A few weeks ago, we advocated for the final, much-needed death of the cassette tape. Now, it seems, we're being asked a tough follow-up question. A Ford spokesperson told AM-Online last week that "the in-car CD player -- much like pay telephones -- is destined to fade away in the face of exciting new technology."
via Flickr
So what she's really saying is that the CD is dead -- or at least it will be soon. Should we let it go quietly into the night?
This question is a tough one to answer.In a very real sense, CDs are the last holdout of the physical embodiment of music, the last big-time format we can still turn in our hands and drool over.
Of course, some will argue that CDs aren't nearly as "physical" or as "real" as vinyl, and they might be right. Despite its resurgence, though, vinyl is still a minuscule player in the music market. The CD is the only widespread physical format between us and an all-digital landscape (except for USB drives, which seem about as authentically physical as iPods). Are we ready to let CDs go and finally submerge ourselves completely in a world of digital music?

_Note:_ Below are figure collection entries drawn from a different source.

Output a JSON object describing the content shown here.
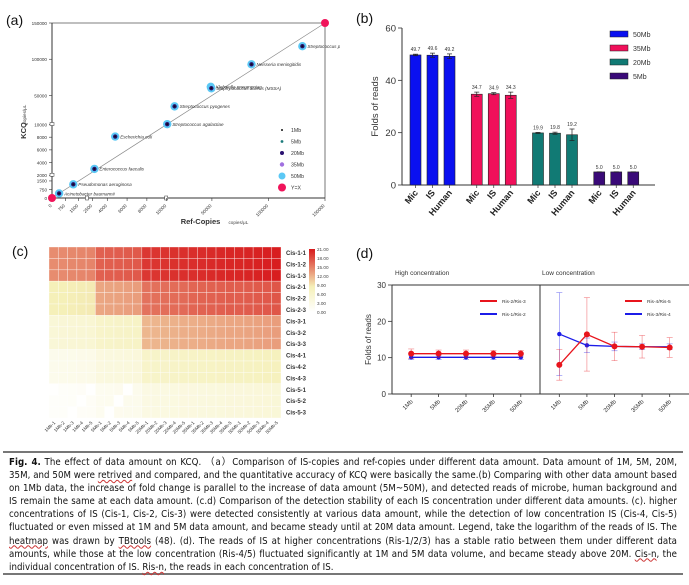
{
  "chart_data": [
    {
      "id": "a",
      "panel_label": "(a)",
      "type": "scatter",
      "xlabel": "Ref-Copies",
      "xlabel_unit": "copies/μL",
      "ylabel": "KCQ",
      "ylabel_unit": "copies/μL",
      "x_ticks": [
        "0",
        "750",
        "1500",
        "2500",
        "4000",
        "6000",
        "8000",
        "10000",
        "50000",
        "100000",
        "150000"
      ],
      "y_ticks": [
        "0",
        "750",
        "1500",
        "2000",
        "4000",
        "6000",
        "8000",
        "10000",
        "50000",
        "100000",
        "150000"
      ],
      "axis_break": "segmented scale with breaks",
      "legend": [
        "1Mb",
        "5Mb",
        "20Mb",
        "35Mb",
        "50Mb",
        "Y=X"
      ],
      "legend_colors": [
        "#111111",
        "#1a7a7a",
        "#2a1170",
        "#a070e0",
        "#5bc8f5",
        "#f0145a"
      ],
      "points": [
        {
          "label": "Acinetobacter baumannii",
          "x": 400,
          "y": 400
        },
        {
          "label": "Pseudomonas aeruginosa",
          "x": 1200,
          "y": 1200
        },
        {
          "label": "Enterococcus faecalis",
          "x": 2700,
          "y": 3000
        },
        {
          "label": "Escherichia coli",
          "x": 4800,
          "y": 8100
        },
        {
          "label": "Streptococcus agalactiae",
          "x": 10500,
          "y": 10500
        },
        {
          "label": "Streptococcus pyogenes",
          "x": 17000,
          "y": 35000
        },
        {
          "label": "Klebsiella pneumoniae",
          "x": 49000,
          "y": 62000
        },
        {
          "label": "Staphylococcus aureus (MSSA)",
          "x": 49500,
          "y": 60000
        },
        {
          "label": "Neisseria meningitidis",
          "x": 85000,
          "y": 93000
        },
        {
          "label": "Streptococcus pneumoniae",
          "x": 130000,
          "y": 118000
        }
      ],
      "reference_line": "Y=X",
      "xlim": [
        0,
        150000
      ],
      "ylim": [
        0,
        150000
      ]
    },
    {
      "id": "b",
      "panel_label": "(b)",
      "type": "bar",
      "ylabel": "Folds of reads",
      "ylim": [
        0,
        60
      ],
      "y_ticks": [
        "0",
        "20",
        "40",
        "60"
      ],
      "categories": [
        "Mic",
        "IS",
        "Human"
      ],
      "series": [
        {
          "name": "50Mb",
          "color": "#0a10f0",
          "values": [
            49.7,
            49.6,
            49.2
          ],
          "labels": [
            "49.7",
            "49.6",
            "49.2"
          ],
          "errors": [
            0.3,
            0.8,
            0.9
          ]
        },
        {
          "name": "35Mb",
          "color": "#f0105a",
          "values": [
            34.7,
            34.9,
            34.3
          ],
          "labels": [
            "34.7",
            "34.9",
            "34.3"
          ],
          "errors": [
            0.8,
            0.4,
            1.2
          ]
        },
        {
          "name": "20Mb",
          "color": "#117a74",
          "values": [
            19.9,
            19.8,
            19.2
          ],
          "labels": [
            "19.9",
            "19.8",
            "19.2"
          ],
          "errors": [
            0.2,
            0.4,
            2.2
          ]
        },
        {
          "name": "5Mb",
          "color": "#3a0a78",
          "values": [
            5.0,
            5.0,
            5.0
          ],
          "labels": [
            "5.0",
            "5.0",
            "5.0"
          ],
          "errors": [
            0.05,
            0.05,
            0.05
          ]
        }
      ],
      "legend": [
        "50Mb",
        "35Mb",
        "20Mb",
        "5Mb"
      ],
      "legend_placement": "top-right"
    },
    {
      "id": "c",
      "panel_label": "(c)",
      "type": "heatmap",
      "columns": [
        "1Mb-1",
        "1Mb-2",
        "1Mb-3",
        "1Mb-4",
        "1Mb-5",
        "5Mb-1",
        "5Mb-2",
        "5Mb-3",
        "5Mb-4",
        "5Mb-5",
        "20Mb-1",
        "20Mb-2",
        "20Mb-3",
        "20Mb-4",
        "20Mb-5",
        "35Mb-1",
        "35Mb-2",
        "35Mb-3",
        "35Mb-4",
        "35Mb-5",
        "50Mb-1",
        "50Mb-2",
        "50Mb-3",
        "50Mb-4",
        "50Mb-5"
      ],
      "rows": [
        "Cis-1-1",
        "Cis-1-2",
        "Cis-1-3",
        "Cis-2-1",
        "Cis-2-2",
        "Cis-2-3",
        "Cis-3-1",
        "Cis-3-2",
        "Cis-3-3",
        "Cis-4-1",
        "Cis-4-2",
        "Cis-4-3",
        "Cis-5-1",
        "Cis-5-2",
        "Cis-5-3"
      ],
      "group_levels": {
        "Cis-1": [
          14.5,
          17.0,
          19.5,
          20.0,
          20.5
        ],
        "Cis-2": [
          8.5,
          13.0,
          16.0,
          16.8,
          17.2
        ],
        "Cis-3": [
          5.0,
          6.5,
          12.0,
          12.5,
          13.0
        ],
        "Cis-4": [
          2.5,
          4.0,
          6.5,
          7.0,
          7.5
        ],
        "Cis-5": [
          0.8,
          2.0,
          3.5,
          4.0,
          4.5
        ]
      },
      "colorbar_ticks": [
        "21.00",
        "18.00",
        "15.00",
        "12.00",
        "9.00",
        "6.00",
        "3.00",
        "0.00"
      ],
      "color_range": [
        0,
        21
      ],
      "colors": {
        "low": "#ffffff",
        "mid": "#f5f0b8",
        "high": "#d7191c"
      }
    },
    {
      "id": "d",
      "panel_label": "(d)",
      "type": "line",
      "ylabel": "Folds of reads",
      "ylim": [
        0,
        30
      ],
      "y_ticks": [
        "0",
        "10",
        "20",
        "30"
      ],
      "x": [
        "1Mb",
        "5Mb",
        "20Mb",
        "35Mb",
        "50Mb"
      ],
      "subplots": [
        {
          "title": "High concentration",
          "series": [
            {
              "name": "Ris-2/Ris-3",
              "color": "#e8141c",
              "values": [
                11.1,
                11.1,
                11.1,
                11.1,
                11.1
              ],
              "errors": [
                1.3,
                1.0,
                1.0,
                0.9,
                0.9
              ]
            },
            {
              "name": "Ris-1/Ris-2",
              "color": "#1c1ce8",
              "values": [
                10.1,
                10.1,
                10.1,
                10.1,
                10.1
              ],
              "errors": [
                0.6,
                0.6,
                0.6,
                0.6,
                0.6
              ]
            }
          ]
        },
        {
          "title": "Low concentration",
          "series": [
            {
              "name": "Ris-4/Ris-5",
              "color": "#e8141c",
              "values": [
                8.0,
                16.4,
                13.1,
                13.0,
                12.8
              ],
              "errors": [
                4.2,
                10.1,
                3.9,
                3.1,
                2.7
              ]
            },
            {
              "name": "Ris-3/Ris-4",
              "color": "#1c1ce8",
              "values": [
                16.5,
                13.4,
                13.1,
                13.0,
                13.0
              ],
              "errors": [
                11.4,
                2.0,
                1.2,
                0.8,
                0.8
              ]
            }
          ]
        }
      ]
    }
  ],
  "caption": {
    "fig_label": "Fig. 4.",
    "segments": [
      {
        "text": " The effect of data amount on KCQ. （a）Comparison of IS-copies and ref-copies under different data amount. Data amount of 1M, 5M, 20M, 35M, and 50M were ",
        "flag": false
      },
      {
        "text": "retrived",
        "flag": true
      },
      {
        "text": " and compared, and the quantitative accuracy of KCQ were basically the same.(b) Comparing with other data amount based on 1Mb data, the increase of fold change is parallel to the increase of data amount (5M~50M), and detected reads of microbe, human background and IS remain the same at each data amount. (c.d) Comparison of the detection stability of each IS concentration under different data amounts. (c). higher concentrations of IS (Cis-1, Cis-2, Cis-3) were detected consistently at various data amount, while the detection of low concentration IS (Cis-4, Cis-5) fluctuated or even missed at 1M and 5M data amount, and became steady until at 20M data amount. Legend, take the logarithm of the reads of IS. The ",
        "flag": false
      },
      {
        "text": "heatmap",
        "flag": true
      },
      {
        "text": " was drawn by ",
        "flag": false
      },
      {
        "text": "TBtools",
        "flag": true
      },
      {
        "text": " (48). (d). The reads of IS at higher concentrations (Ris-1/2/3) has a stable ratio between them under different data amounts, while those at the low concentration (Ris-4/5) fluctuated significantly at 1M and 5M data volume, and became steady above 20M. ",
        "flag": false
      },
      {
        "text": "Cis-n",
        "flag": true
      },
      {
        "text": ", the individual concentration of IS. ",
        "flag": false
      },
      {
        "text": "Ris-n",
        "flag": true
      },
      {
        "text": ", the reads in each concentration of IS.",
        "flag": false
      }
    ]
  }
}
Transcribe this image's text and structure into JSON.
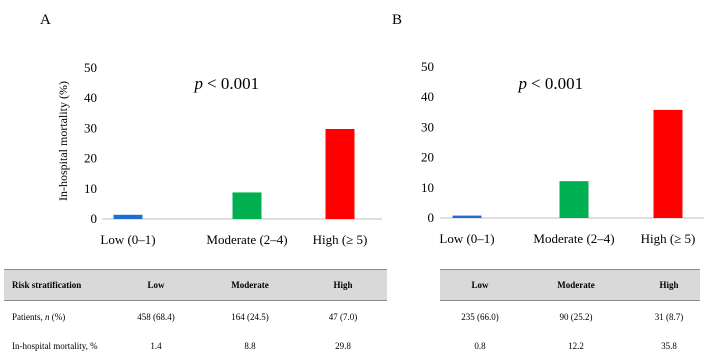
{
  "panels": [
    {
      "label": "A"
    },
    {
      "label": "B"
    }
  ],
  "chart_data": [
    {
      "type": "bar",
      "panel": "A",
      "annotation": "p < 0.001",
      "ylabel": "In-hospital mortality (%)",
      "xlabel": "",
      "ylim": [
        0,
        50
      ],
      "yticks": [
        0,
        10,
        20,
        30,
        40,
        50
      ],
      "categories": [
        "Low (0–1)",
        "Moderate (2–4)",
        "High (≥ 5)"
      ],
      "values": [
        1.4,
        8.8,
        29.8
      ],
      "colors": [
        "#1f6fd1",
        "#00b050",
        "#ff0000"
      ],
      "grid": false
    },
    {
      "type": "bar",
      "panel": "B",
      "annotation": "p < 0.001",
      "ylabel": "",
      "xlabel": "",
      "ylim": [
        0,
        50
      ],
      "yticks": [
        0,
        10,
        20,
        30,
        40,
        50
      ],
      "categories": [
        "Low (0–1)",
        "Moderate (2–4)",
        "High (≥ 5)"
      ],
      "values": [
        0.8,
        12.2,
        35.8
      ],
      "colors": [
        "#1f6fd1",
        "#00b050",
        "#ff0000"
      ],
      "grid": false
    }
  ],
  "tables": {
    "left": {
      "header": [
        "Risk stratification",
        "Low",
        "Moderate",
        "High"
      ],
      "rows": [
        {
          "label_main": "Patients, ",
          "label_italic": "n",
          "label_tail": " (%)",
          "values": [
            "458 (68.4)",
            "164 (24.5)",
            "47 (7.0)"
          ]
        },
        {
          "label_main": "In-hospital mortality, ",
          "label_italic": "",
          "label_tail": " %",
          "values": [
            "1.4",
            "8.8",
            "29.8"
          ]
        }
      ]
    },
    "right": {
      "header": [
        "Low",
        "Moderate",
        "High"
      ],
      "rows": [
        {
          "values": [
            "235 (66.0)",
            "90 (25.2)",
            "31 (8.7)"
          ]
        },
        {
          "values": [
            "0.8",
            "12.2",
            "35.8"
          ]
        }
      ]
    }
  }
}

What makes this easier is that the CD was never a good format to begin with. They're certainly not worth holding onto as the world changes around them, for a few reasons:
They skip. (If you don't believe us, put an old one in your car and drive around a city with as many potholes as this one.)
They're small -- big enough for some form of album art, but without enough real estate for anything masterful (like the Sgt. Pepper cover, which is impossible to scrutinize on a CD jacket) or subtle (like the White Album cover, which just feels stupid and bland when it's tiny).
They stop working over time (like records, but without the endearing hisses and crackles).
You have to save their contents on your computer as digital files, since computers are essentially the only CD players anyone owns anymore -- at least outside of our cars.
It's true: There's something incredibly important about music that with a physical dimension. It helps us remember that someone made the music with love and care. The transition of music to the digital era has been painful, with file-sharing turning artists against the fans who adore them and sales shrinking at alarming rates.
Yet the CD is an unfortunate format, not one we'd choose to be the last line of defense against an all-digital world. Ford may be the first to abandon it publicly, but it's only a matter of time before the rest of us do the same.